(556d) A Multicomponent Microneedle Patch for the Delivery of Meloxicam for Veterinary Applications

Statement of purpose: Pain management for livestock has become an important issue for organizations like the American Veterinary Medical Association (AVMA), which is now encouraging the use of pain relief during routine management practices in Cattle (Frida L., Animal. 2018; 8:4-16). However, few pain medications exist commercially that are Food and Drug Administration (FDA)-approved for use in cattle. Meloxicam is a promising NSAID alternative, with a relatively long half-life of 28 h. Currently, meloxicam is FDA-approved and routinely prescribed for pain mitigation in other veterinary species (i.e., dogs and cats) (Dominique V., Animal. 2018; 8:35). Nevertheless, meloxicam delivery to animals is given orally through suspension or tablet form, which is not amenable for livestock administration. This work proposes that a better approach for livestock drug delivery is through transdermal application with polymeric microneedle patches. Microneedle patches composed of polyvinyl alcohol (PVA), type I collagen (COL), chitosan (CHI) and meloxicam (MEL) were evaluated regarding their physical, chemical, and mechanical properties, and the microneedle insertion abilities in pig's ear cadaver skin for the transdermal delivery of meloxicam as a pain management approach in veterinary applications.

Methods: The physical properties of the microneedle patches, including morphology, topography, and distribution were examined before and after ethylene oxide sterilization using Scanning Electron Microscopy (SEM) and a laser microscope 3D & profile measurement. A cross sectional imaging of the bilayer conformation of the microneedle patch was analyzed and visualized with a laser scanning confocal microscope (LCSM). Fourier transform infrared spectroscopy (FTIR) was used to analyze the chemical composition of microneedle patches with and without drug before and after the sterilization process. The microneedle patches were tested against the capacity to penetrate the pig’s ear cadaver skin inner and outer surface at 5 s and 24 h. Finally, mechanical tests were conducted using a tribometer to assess the penetration depth of drug-loaded microneedles into the cadaver skin of pig's ear at different loads. These tests were also used to determine the deformation behavior of the microneedles compressed against the flat end of a stainless-steel pin (compression tests).

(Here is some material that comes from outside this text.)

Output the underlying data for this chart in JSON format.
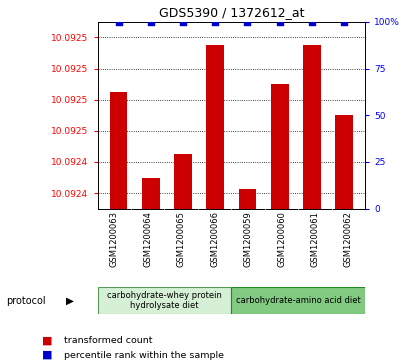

Results: The microneedle patch consisted of 225 microneedles with 600 μm of height and 300 μm of base uniformly organized on an area of 8 mm × 8 mm. The penetration of the microneedles is through the epidermis and dermis where the microneedle degradation and, consequently, the drug release begins (Fig. 1A-B). The optical cross-section patch side view validated the division and the difference between the two layers of the patch (Fig. 1C). SEM characterization demonstrated the presence of microneedles uniformly organized on the patch surface and preserve their morphological properties after the sterilization process. (Fig. 1D). FTIR characterization confirmed that microneedle patches with and without drug preserve the chemical composition of the PVA, COL, and CHI polymers and meloxicam drug after the sterilization process using ethylene oxide gas (Fig. 1E). In-vitro microneedle insertion study demonstrated that microneedle patches were able to penetrate pig’s ear cadaver skin (Fig. 1F). Full penetration of the microneedles into the skin can be obtained by applying approximately 3 N, and microneedles have the capability of returning to their original shape after compression testing (Fig. 1G).

Conclusions: In summary, this study demonstrates that PVA-COL-CHI-MEL patches presented an organized distribution and homogeneous dimension of microneedles. The morphological properties and chemical composition after the sterilization process were preserved. The resultant microneedle patches were successful in penetrating the surface skin in pig's cadaver ear. Finally, microneedles have the capability of returning to their original shape after compression testing. This work demonstrated that this system of biodegradable microneedle patch will help to extend the use of the FDA-approved meloxicam in the pharmaceutical field how pain management medication for livestock animals as a suitable way to manage pain in farms animals after routine procedure.

Figure 1. PVA-COL-CHI-MEL microneedle patch. A) Macroscopy picture of the microneedle patch. B) Schematic illustrations of transdermal delivery of meloxicam using PVA-COL-CHI-MEL microneedle patches. C) Optical microscopy image of the microneedle patch cross-section area. D) SEM images of non-sterile (i) and sterile (iii) microneedle patch. E) FTIR spectrums of non-sterile and sterile F) In-vitro imaging of microneedle insertion in pig's ear cadaver skin G) Mechanical property of microneedle patch.